Tim Peake has called for more investment in science and research and development (R&D). The British Astronaut spoke out as he revealed his top science and education institutions in the UK to celebrate the National Lottery’s 25th birthday.
Tim Peake said the government is starting to recognise how important it is to invest in science and R&D, but that more can be done in order for the UK to reap the rewards of future technologies.
“I think that slowly the governments are realising what our future is – whether it’s around autonomous vehicles, whether it’s around quantum computing, artificial intelligence, potential future energy sources such as nuclear fusion – if we don’t invest in R&D then we’re not going to reap the rewards of what potential that has to offer us in the future,” said Peake.

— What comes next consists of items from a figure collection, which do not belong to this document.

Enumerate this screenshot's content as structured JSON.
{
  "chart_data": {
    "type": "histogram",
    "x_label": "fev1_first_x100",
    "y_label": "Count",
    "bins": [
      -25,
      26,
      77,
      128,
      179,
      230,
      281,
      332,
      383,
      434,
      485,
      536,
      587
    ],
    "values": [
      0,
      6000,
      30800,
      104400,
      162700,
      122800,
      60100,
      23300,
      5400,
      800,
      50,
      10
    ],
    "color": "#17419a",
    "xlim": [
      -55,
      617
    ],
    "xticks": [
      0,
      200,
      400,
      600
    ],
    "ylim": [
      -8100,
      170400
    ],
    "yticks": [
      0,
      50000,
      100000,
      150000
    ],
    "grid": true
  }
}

“And I think slowly that the government is realising that and starting to invest a more appropriate amount,” he added.
National Lottery awarded £596m to science museums
He told the PA news agency that National Lottery funding allows children to visit science institutions free of charge, develop an interest in the industry, and potentially go on to work in R&D.
“It allows these establishments to increase their attractions and to improve the number of exhibits that are there, and also keep the UK at the forefront of having these incredible establishments that are able to remain open to the public and remain free for people to go and visit,” said Peake.
“I think that you can’t underestimate the impact of what this funding allows these types of projects to do, and how the local economies benefit from it, and also the people go visit them.”
Over the last 25 years, the National Lottery has awarded £596 million to science museums and science and education projects.
Funding allows children to visit science museums for free
Peake’s ten top scientific attractions in the UK, which have all received National Lottery funding, include the Science Museum in London and Cheshire’s Jodrell Bank Discovery Centre.
Also on Major Peake’s list are the Eden Project (Cornwall), Glasgow Science Centre, Museum of Zoology (Cambridge), Royal Navy Submarine Museum (Portsmouth), and Stargazing with Revitalising Redesdale (Northumberland).
Rounding out the top ten are the W5 Science & Discovery Centre (Belfast), Oxford University Museum of Natural History, and the National Museum Cardiff.
“The National Lottery has played a significant part in furthering science and education over the past 25 years and this can be seen in abundance through these attractions,” said Peake.